I suppose as time goes by these events will pass into obscurity as they are surpassed by more modern acts of heroism which are forced upon the modern soldier. However, it is good to know that this hasn't happened for those involved in The Great Escape and that they are still, seventy years later, being remembered on all of today's news programmes. This is undoubtedly due to the terrible atrocity committed by the Nazi's when they murdered, in cold blood, 50 of the 76 escapees. If they hadn't committed this war crime The Great Escape may well, by now, have drifted into obscurity.
The problem with old films is that they tend to make everyone forget the bravery of those whose lives weren't made into a blockbuster. Today I want to briefly tell you about three ancestors who were prisoners of war during WW2 - Hugh 'Pop' Benson, Stanley Musgrove and Bill Anderson. Their stories will each feature separately in the '52 ancestors in 52 weeks challenge' but, as I was reminded of them by the anniversary being reported on the News, I thought it would be interesting to include them all briefly here on my blog as a taster. At least two of the stories could be made into films - are you out there Steven Spielberg ?
Pop was 62 years old when he died on 12th July 1944 in Stalag IV B in Muhlberg, South of Berlin. He served with the Royal Field Artillery in the Boer War at Ladysmith, with the 1st Mounted Rifles during WW1, before being captured during WW2 at Tobruk while serving with the 1st battalion of the Royal Durban Light Infantry. The unique photograph opposite was taken in the POW camp where he was being given a military funeral by both his comrades and his German captors.
An article in the RDLI magazine "Flash" records :
"I was intensely interested in the photograph because of the fact that a German firing party was being used at the burial of an "enemy". I eventually established the fact that the man who was being buried was Hugh (Pop) Benson, who served in the "I" section of the 1st RDLI. It would appear that Pop was quite a character and this certainly must have been so, for who other than a real character could have persuaded the authorities that he was under 45 when in fact he was already over 60 ........
......... How sad it is that so fine a man, so good a soldier as Hugh Benson, should have been buried so far from home, and yet how fitting that he, with "war and army" in his very blood, should have been buried with military honours in the presence of both enemy and friend. Yes, indeed, Pop Benson was a soldier of whom we of the DLI can and must remember with pride."
We know Stan was a POW. His family always understood that he had been in a POW camp in Japan although details were scarce. Stan died in 1982 without telling his story.

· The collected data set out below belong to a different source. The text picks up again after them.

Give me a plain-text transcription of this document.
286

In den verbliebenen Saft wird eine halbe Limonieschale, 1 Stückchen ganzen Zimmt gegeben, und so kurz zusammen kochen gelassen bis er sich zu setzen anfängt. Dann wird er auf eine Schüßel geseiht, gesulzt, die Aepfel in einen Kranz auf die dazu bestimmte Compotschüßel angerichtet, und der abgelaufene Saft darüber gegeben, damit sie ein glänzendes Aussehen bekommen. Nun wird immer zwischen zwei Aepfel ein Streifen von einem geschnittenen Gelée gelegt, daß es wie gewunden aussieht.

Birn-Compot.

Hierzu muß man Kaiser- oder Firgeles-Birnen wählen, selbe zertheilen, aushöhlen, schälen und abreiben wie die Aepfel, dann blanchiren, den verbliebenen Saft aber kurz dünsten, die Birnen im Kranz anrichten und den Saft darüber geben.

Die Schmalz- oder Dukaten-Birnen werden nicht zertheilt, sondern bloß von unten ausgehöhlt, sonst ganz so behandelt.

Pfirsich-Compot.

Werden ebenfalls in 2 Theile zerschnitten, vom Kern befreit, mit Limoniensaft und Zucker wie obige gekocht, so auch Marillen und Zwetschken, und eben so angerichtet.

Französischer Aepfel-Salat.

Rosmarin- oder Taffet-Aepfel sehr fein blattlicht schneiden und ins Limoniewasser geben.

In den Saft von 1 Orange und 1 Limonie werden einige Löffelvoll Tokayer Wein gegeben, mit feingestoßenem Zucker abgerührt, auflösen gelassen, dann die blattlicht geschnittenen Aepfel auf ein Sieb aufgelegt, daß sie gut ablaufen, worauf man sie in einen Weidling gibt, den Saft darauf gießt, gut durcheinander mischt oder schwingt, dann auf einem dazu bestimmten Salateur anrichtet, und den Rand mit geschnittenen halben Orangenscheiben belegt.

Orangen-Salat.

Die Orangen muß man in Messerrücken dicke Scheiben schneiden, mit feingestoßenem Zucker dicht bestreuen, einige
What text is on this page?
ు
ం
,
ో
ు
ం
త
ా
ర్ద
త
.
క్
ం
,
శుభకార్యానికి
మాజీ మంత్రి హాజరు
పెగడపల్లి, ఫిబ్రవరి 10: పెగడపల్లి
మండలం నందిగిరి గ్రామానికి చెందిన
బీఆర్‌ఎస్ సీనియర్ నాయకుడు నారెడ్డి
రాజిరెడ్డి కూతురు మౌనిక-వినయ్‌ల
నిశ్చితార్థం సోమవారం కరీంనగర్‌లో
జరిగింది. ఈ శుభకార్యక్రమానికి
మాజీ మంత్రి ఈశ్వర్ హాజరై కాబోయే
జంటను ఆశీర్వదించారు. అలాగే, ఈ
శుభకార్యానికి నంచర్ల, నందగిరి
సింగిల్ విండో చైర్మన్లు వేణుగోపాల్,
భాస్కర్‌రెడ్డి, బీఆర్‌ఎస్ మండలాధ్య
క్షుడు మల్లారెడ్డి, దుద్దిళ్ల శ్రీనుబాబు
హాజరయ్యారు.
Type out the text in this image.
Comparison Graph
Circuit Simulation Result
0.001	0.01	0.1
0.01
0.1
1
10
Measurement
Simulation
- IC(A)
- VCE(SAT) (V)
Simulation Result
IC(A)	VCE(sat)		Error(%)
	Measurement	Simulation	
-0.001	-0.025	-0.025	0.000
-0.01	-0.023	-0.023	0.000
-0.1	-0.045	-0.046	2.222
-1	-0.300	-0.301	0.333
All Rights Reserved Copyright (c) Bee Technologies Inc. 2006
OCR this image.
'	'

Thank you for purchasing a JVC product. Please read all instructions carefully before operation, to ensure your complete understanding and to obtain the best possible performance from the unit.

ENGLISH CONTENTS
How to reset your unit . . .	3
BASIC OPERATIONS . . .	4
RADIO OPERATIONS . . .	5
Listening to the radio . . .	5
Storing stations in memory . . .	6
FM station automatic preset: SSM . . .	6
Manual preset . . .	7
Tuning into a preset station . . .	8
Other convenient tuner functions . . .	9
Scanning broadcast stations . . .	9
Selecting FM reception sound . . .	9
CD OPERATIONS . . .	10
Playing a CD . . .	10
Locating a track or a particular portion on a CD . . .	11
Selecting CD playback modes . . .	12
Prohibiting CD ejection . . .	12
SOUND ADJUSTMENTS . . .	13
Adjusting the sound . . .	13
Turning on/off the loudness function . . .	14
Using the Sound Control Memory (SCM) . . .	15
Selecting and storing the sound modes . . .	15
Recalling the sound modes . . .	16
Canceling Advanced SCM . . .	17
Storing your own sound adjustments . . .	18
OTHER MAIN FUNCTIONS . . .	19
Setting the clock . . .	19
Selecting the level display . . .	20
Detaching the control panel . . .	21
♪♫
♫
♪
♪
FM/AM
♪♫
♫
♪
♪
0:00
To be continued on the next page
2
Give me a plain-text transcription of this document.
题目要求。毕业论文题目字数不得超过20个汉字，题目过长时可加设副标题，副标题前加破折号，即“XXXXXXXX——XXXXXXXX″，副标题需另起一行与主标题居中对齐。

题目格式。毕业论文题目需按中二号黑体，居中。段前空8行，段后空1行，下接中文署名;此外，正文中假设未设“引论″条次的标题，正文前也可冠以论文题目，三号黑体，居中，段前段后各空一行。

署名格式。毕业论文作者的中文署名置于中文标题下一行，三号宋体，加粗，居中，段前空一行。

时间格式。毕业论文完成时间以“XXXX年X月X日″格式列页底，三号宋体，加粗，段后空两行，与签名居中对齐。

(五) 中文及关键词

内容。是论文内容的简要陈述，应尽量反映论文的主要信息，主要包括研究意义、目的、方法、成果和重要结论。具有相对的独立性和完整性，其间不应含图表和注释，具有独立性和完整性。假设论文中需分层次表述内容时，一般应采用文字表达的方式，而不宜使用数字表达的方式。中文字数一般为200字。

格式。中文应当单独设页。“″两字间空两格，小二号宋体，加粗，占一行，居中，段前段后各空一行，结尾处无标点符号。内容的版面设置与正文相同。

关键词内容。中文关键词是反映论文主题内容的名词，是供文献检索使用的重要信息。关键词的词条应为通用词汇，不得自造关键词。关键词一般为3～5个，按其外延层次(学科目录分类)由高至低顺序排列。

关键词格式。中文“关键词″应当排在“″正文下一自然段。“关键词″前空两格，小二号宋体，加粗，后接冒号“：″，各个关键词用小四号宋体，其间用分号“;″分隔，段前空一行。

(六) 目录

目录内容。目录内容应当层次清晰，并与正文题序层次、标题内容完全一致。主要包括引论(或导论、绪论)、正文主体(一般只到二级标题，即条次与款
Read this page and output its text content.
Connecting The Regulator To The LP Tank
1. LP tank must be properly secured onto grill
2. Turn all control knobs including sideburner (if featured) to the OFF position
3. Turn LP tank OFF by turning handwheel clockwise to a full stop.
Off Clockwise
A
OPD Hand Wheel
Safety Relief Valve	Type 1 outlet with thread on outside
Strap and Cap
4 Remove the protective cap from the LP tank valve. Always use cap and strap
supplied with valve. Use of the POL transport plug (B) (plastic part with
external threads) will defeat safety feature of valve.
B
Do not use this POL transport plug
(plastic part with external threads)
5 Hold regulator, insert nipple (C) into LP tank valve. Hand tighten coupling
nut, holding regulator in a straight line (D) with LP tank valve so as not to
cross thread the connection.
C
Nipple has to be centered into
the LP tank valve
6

Since POW records have come online, and it is much easier to find things out, no record of a MUSGROVE being a POW in Japan has been found. I am waiting for his service record which will hopefully tell us where he was held captive.
Last, but by no means least, is Bill Anderson whose story really could be made into a blockbuster film.
Born in 1896 he served with the Army Service Corps in WW1. He went to France with the 51st Field Bakery and then on to Egypt before ending the war back in France.
His WW2 story is unbelievable and yet true. He was a baker between the war's and again served with the RASC, presumably making bread for the troops. He went to France with the British Expeditionary Force before being evacuated from Dunkirk with a puppy called Yorkie under his great coat. He then went to North Africa where he was captured by the Italians at Tobruk (June 1942) and taken to a POW camp in Italy. When the Italians capitulated (about September 1943) he escaped and at some point was subsequently recaptured by the Germans. He was being taken by train to a POW camp in Germany on 28th January 1944 when the train he was being transported in was going over a bridge at Allerona to the north of Orvieto in Italy. It was bombed and destroyed by the Americans who were targeting the bridge rather than the train. Hundreds of POW's of all nationalities died, including Bill Anderson.
Sergeant Anderson is referred to in the testimony of 7676195 Private Cyril F. Morris RAOC in WO361/668 :
The above N.C.O. was known to me whilst in Camp 54 until September 1943. I next saw him in the same camp after we had both been recaptured by the Germans in January 1944 and I spoke to him at frequent intervals. I also saw Sgt. Anderson on the train at Fara Sabina station after we had been embarked for transportation to Germany. The car in which Sgt. Anderson was travelling was roughly in the centre of the train, my own car being further to the rear. Thus it appears that the car in which the above N.C.O. was travelling was among those which were apparently hit by the subsequent bombing of the train at Orvieto on Jan 28.
All three are still remembered even though no film was made of their lives and nearly 70 years has passed. Hopefully with more and more people becoming involved in genealogy research, it means they will never be forgotten.